Native audio processing for solo creators on tight margins
A solo podcaster publishes 3 episodes weekly and wants show notes, social clips, and blog drafts from each 60-minute recording. Voxtral Small's audio input means you drop the MP3 directly into the prompt—no transcription API, no preprocessing pipeline. At $0.10 input + $0.30 output per Mtok, a 60-minute episode (~9k tokens audio, 2k tokens output) costs roughly $0.90 vs. $1.80+ for Whisper + Claude Haiku. The 32k window fits full episodes, and the text+audio modality lets you reference timestamps in the output. The catch: no public benchmarks means you're flying blind on summarization quality. If you're producing 12+ episodes/month and can afford one revision pass, the cost savings justify the risk. Above 50 episodes/month, benchmark against Gemini 1.5 Flash for quality-per-dollar.
When your team needs speaker tone, not just transcripts
A 6-person product team records sprint planning calls and wants minutes that flag when stakeholders sound uncertain or pushback happens. Voxtral Small's audio modality captures tone and hesitation that disappears in text transcripts—critical for reading between the lines on scope creep. At $0.10/$0.30 per Mtok, a 90-minute call (~13k tokens audio, 1.5k output) runs $1.30 vs. $2+ for transcript-then-sentiment pipelines. The 32k context handles the full call, and the 24B size keeps latency reasonable for same-day turnaround. The risk: without public benchmarks you can't validate sentiment accuracy against MMLU or audio-specific evals. If your team runs 20+ calls/month and tone matters more than perfect transcription, this is the play. If you need legally defensible minutes, stick to Whisper + a benchmarked text model.
Frequently asked
Is Voxtral Small 24B good for voice-to-text applications?
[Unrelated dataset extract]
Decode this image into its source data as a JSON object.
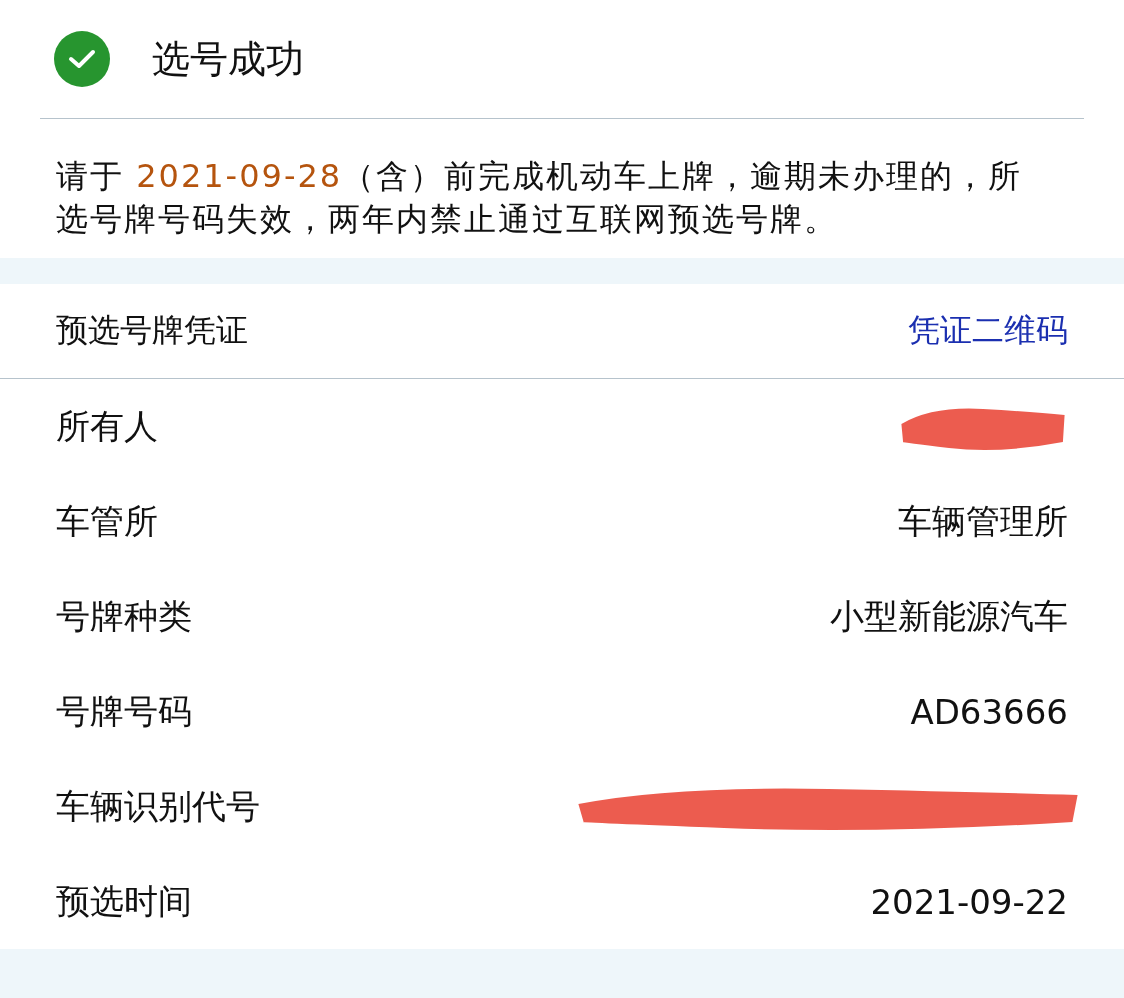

Yes, it's built for audio+text workflows. The 24B parameter count gives you decent reasoning on transcribed speech without the cost of larger models. At $0.10/$0.30 per Mtok, you can process voice inputs economically. The 32k context window handles long conversations or meeting transcripts in a single pass.
Is Voxtral Small cheaper than GPT-4o for audio tasks?
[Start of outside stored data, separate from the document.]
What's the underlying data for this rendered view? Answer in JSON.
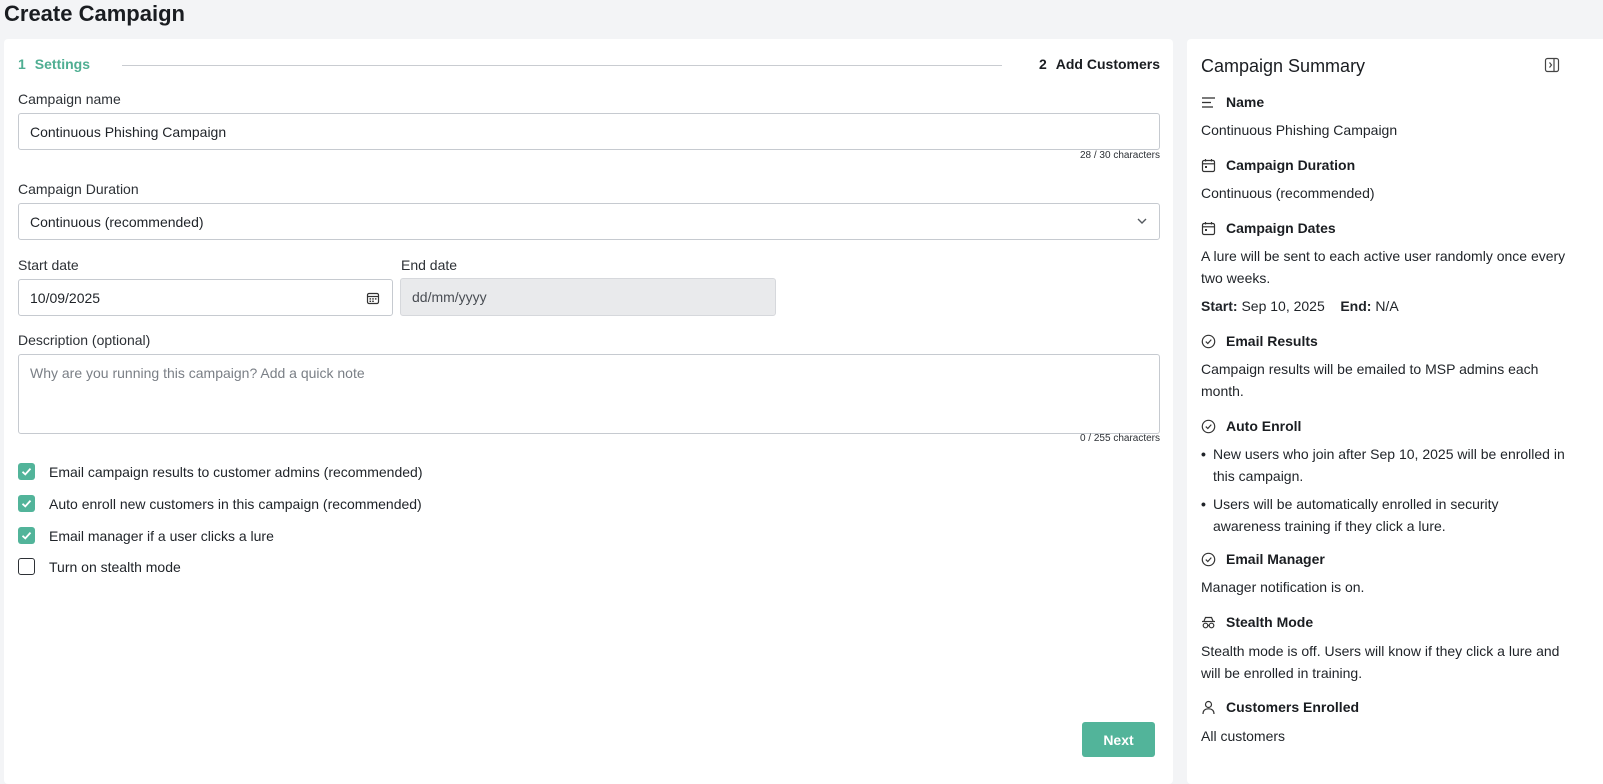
{
  "page": {
    "title": "Create Campaign"
  },
  "stepper": {
    "step1_num": "1",
    "step1_label": "Settings",
    "step2_num": "2",
    "step2_label": "Add Customers"
  },
  "form": {
    "campaign_name_label": "Campaign name",
    "campaign_name_value": "Continuous Phishing Campaign",
    "campaign_name_counter": "28 / 30 characters",
    "duration_label": "Campaign Duration",
    "duration_value": "Continuous (recommended)",
    "start_date_label": "Start date",
    "start_date_value": "10/09/2025",
    "end_date_label": "End date",
    "end_date_placeholder": "dd/mm/yyyy",
    "description_label": "Description (optional)",
    "description_placeholder": "Why are you running this campaign? Add a quick note",
    "description_counter": "0 / 255 characters",
    "checkboxes": [
      {
        "label": "Email campaign results to customer admins (recommended)",
        "checked": true
      },
      {
        "label": "Auto enroll new customers in this campaign (recommended)",
        "checked": true
      },
      {
        "label": "Email manager if a user clicks a lure",
        "checked": true
      },
      {
        "label": "Turn on stealth mode",
        "checked": false
      }
    ],
    "next_label": "Next"
  },
  "summary": {
    "title": "Campaign Summary",
    "name_head": "Name",
    "name_value": "Continuous Phishing Campaign",
    "duration_head": "Campaign Duration",
    "duration_value": "Continuous (recommended)",
    "dates_head": "Campaign Dates",
    "dates_text": "A lure will be sent to each active user randomly once every two weeks.",
    "start_label": "Start:",
    "start_value": "Sep 10, 2025",
    "end_label": "End:",
    "end_value": "N/A",
    "email_results_head": "Email Results",
    "email_results_text": "Campaign results will be emailed to MSP admins each month.",
    "auto_enroll_head": "Auto Enroll",
    "auto_enroll_bullets": [
      "New users who join after Sep 10, 2025 will be enrolled in this campaign.",
      "Users will be automatically enrolled in security awareness training if they click a lure."
    ],
    "email_manager_head": "Email Manager",
    "email_manager_text": "Manager notification is on.",
    "stealth_head": "Stealth Mode",
    "stealth_text": "Stealth mode is off. Users will know if they click a lure and will be enrolled in training.",
    "customers_head": "Customers Enrolled",
    "customers_text": "All customers"
  },
  "colors": {
    "accent": "#52b49a",
    "step_active": "#4fae92"
  }
}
Much cheaper. GPT-4o runs $2.50/$10.00 per Mtok — 25x and 33x more expensive on input and output respectively. If your use case tolerates a smaller model's reasoning limits, Voxtral Small cuts audio processing costs dramatically. You trade some accuracy for budget headroom.
Can it handle real-time voice chat with low latency?
Probably not ideal for real-time. The 24B size means slower inference than 7B-class models, and Mistral hasn't published latency numbers. Use this for batch transcription, voice memo analysis, or async voice assistants where a 2-3 second delay is acceptable. For live chat, try Gemini Flash or smaller Whisper+LLM combos.
How does Voxtral Small compare to Whisper plus a text LLM?
It's a single-model solution versus a two-step pipeline. You skip the Whisper API call and the glue code, which simplifies deployment. The trade-off: you lose Whisper's best-in-class transcription accuracy and can't swap the text LLM independently. Choose Voxtral if you want simplicity; choose Whisper+LLM if you need maximum control.
Should I use this for customer support call analysis?
Yes, if you're analyzing recordings post-call. The 32k window fits most support calls, and the pricing makes high-volume analysis feasible. You can extract sentiment, action items, and compliance flags in one pass. For live agent assist, the latency will frustrate users — stick to post-call batch jobs.